The circumstances of the Long Emergency will require us to downscale and re-scale virtually everything we do and how we do it, from the kind of communities we physically inhabit to the way we grow our food to the way we work and trade the products of our work. Our lives will become profoundly and intensely local. Daily life will be far less about mobility and much more about staying where you are. Anything organized on the large scale, whether it is government or a corporate business enterprise such as Wal-Mart, will wither as the cheap energy props that support bigness fall away. The turbulence of the Long Emergency will produce a lot of economic losers, and many of these will be members of an angry and aggrieved former middle class.
Food production is going to be an enormous problem in the Long Emergency. As industrial agriculture fails due to a scarcity of oil- and gas-based inputs, we will certainly have to grow more of our food closer to where we live, and do it on a smaller scale. The American economy of the mid-twenty-first century may actually center on agriculture, not information, not high tech, not "services" like real estate sales or hawking cheeseburgers to tourists. Farming. This is no doubt a startling, radical idea, and it raises extremely difficult questions about the reallocation of land and the nature of work. The relentless subdividing of land in the late twentieth century has destroyed the contiguity and integrity of the rural landscape in most places. The process of readjustment is apt to be disorderly and improvisational. Food production will necessarily be much more labor-intensive than it has been for decades. We can anticipate the re-formation of a native-born American farm-laboring class. It will be composed largely of the aforementioned economic losers who had to relinquish their grip on the American dream. These masses of disentitled people may enter into quasi-feudal social relations with those who own land in exchange for food and physical security. But their sense of grievance will remain fresh, and if mistreated they may simply seize that land.
The way that commerce is currently organized in America will not survive far into the Long Emergency. Wal-Mart's "warehouse on wheels" won't be such a bargain in a non-cheap-oil economy. The national chain stores' 12,000-mile manufacturing supply lines could easily be interrupted by military contests over oil and by internal conflict in the nations that have been supplying us with ultra-cheap manufactured goods, because they, too, will be struggling with similar issues of energy famine and all the disorders that go with it.

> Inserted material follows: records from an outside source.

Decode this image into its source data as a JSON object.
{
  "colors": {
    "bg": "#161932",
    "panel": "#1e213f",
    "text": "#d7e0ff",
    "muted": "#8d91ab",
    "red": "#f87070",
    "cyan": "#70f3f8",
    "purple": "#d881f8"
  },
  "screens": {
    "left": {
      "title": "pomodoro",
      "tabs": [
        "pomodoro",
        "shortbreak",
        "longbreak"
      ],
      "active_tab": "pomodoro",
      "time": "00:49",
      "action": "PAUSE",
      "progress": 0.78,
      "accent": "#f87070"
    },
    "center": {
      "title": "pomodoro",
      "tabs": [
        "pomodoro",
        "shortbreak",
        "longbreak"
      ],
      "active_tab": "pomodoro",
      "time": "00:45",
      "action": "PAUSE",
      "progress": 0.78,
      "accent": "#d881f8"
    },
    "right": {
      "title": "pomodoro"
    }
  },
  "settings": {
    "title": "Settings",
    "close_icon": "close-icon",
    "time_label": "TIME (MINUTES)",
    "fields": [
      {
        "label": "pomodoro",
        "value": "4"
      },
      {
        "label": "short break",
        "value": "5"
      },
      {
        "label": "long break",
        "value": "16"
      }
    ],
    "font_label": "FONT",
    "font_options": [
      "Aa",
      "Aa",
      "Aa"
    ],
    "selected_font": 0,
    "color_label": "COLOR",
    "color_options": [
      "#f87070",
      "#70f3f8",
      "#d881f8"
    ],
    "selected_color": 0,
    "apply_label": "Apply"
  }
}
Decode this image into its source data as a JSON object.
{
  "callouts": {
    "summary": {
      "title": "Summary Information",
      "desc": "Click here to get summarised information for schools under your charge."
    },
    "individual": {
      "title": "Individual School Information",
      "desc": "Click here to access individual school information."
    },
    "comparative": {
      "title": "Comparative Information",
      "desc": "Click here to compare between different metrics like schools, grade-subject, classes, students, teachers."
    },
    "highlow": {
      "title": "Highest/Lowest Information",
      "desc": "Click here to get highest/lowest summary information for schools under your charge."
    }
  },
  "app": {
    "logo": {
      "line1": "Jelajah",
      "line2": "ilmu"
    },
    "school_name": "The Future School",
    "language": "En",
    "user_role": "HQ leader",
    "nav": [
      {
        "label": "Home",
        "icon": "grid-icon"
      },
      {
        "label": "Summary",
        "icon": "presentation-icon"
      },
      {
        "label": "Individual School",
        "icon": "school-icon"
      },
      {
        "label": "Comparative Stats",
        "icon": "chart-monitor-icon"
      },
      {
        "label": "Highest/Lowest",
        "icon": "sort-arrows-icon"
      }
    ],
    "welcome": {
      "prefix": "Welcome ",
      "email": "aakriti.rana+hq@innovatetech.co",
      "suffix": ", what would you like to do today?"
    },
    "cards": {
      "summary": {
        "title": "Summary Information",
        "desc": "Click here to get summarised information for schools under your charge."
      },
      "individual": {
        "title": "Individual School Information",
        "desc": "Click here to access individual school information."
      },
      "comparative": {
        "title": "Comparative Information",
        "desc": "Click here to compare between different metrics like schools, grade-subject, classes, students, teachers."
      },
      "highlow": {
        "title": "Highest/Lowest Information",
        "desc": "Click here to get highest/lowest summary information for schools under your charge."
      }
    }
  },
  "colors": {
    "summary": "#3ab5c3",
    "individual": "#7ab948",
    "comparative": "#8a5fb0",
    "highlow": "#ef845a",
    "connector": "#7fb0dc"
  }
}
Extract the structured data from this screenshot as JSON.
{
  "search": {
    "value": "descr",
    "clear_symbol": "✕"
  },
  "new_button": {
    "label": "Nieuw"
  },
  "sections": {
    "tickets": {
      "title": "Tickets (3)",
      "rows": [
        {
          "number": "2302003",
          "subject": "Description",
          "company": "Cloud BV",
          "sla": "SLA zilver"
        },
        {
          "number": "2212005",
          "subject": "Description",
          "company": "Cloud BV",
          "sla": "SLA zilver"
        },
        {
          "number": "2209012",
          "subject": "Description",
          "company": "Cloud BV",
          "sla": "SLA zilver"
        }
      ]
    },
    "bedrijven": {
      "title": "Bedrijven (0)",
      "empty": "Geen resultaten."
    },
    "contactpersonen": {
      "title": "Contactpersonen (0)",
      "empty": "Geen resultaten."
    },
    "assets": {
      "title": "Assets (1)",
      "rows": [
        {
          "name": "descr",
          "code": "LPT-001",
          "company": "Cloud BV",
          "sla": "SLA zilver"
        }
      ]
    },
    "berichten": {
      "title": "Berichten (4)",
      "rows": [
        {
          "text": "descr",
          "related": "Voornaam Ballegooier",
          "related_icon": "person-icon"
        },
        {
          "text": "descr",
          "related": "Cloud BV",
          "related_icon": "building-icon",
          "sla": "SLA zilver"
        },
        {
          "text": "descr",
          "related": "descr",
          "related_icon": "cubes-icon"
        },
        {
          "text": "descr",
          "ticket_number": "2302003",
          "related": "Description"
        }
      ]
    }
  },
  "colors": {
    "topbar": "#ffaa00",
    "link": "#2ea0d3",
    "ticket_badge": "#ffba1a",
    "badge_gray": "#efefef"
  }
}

As these things occur, America will have to make other arrangements for the manufacture, distribution and sale of ordinary goods. They will probably be made on a "cottage industry" basis rather than the factory system we once had, since the scale of available energy will be much lower -- and we are not going to replay the twentieth century.
This will happen slowly, but this is an excellent opportunity to practice non-attachment, as this "long emergency" gradually develops and transforms American culture.
We are very attached to petroleum in America; as Kevin Phillips has noted this has been a big driver of our foreign policy and our hegemony strategy.
In 1996, Tricycle had a very good issue which featured an article on "The Money Mind," which was an exploration into how our use of money reflected our desire or repugnance.
We can substitute "oil" or "energy" for money and do a similar exercise:
To what extent do we need oil/energy?
Does our use of oil/energy help us and others?
How does our use of oil/energy affect other beings?
If we did not have as much oil/energy what would we do? What kind of life would we have? Could we make sure that we would be OK, (albeit perhaps seriously disrupted from our present lives) if oil/energy suddenly got very expensive?
How can we use Peak Oil as an opportunity to build community rather than struggle to try to get more of a share of a dwindling supply?
What emotions do we feel if we consider the thought that we might not be able to heat our homes, drive our automobiles, etc?
We most likely, will have to make serious changes in our lives. There is no panacea- our economy- and our personal lives, and those of our children will be affected by peak oil. Biomass may or may not get there in time. Shale oil might still be 4 or 5 times more expensive to get than the current price of oil. Nuclear? Solar?
This is not to mean we are to live only for a coming crisis, but, to reiterate, it is an opportunity to imagine how to live with less, so all might not have trauma.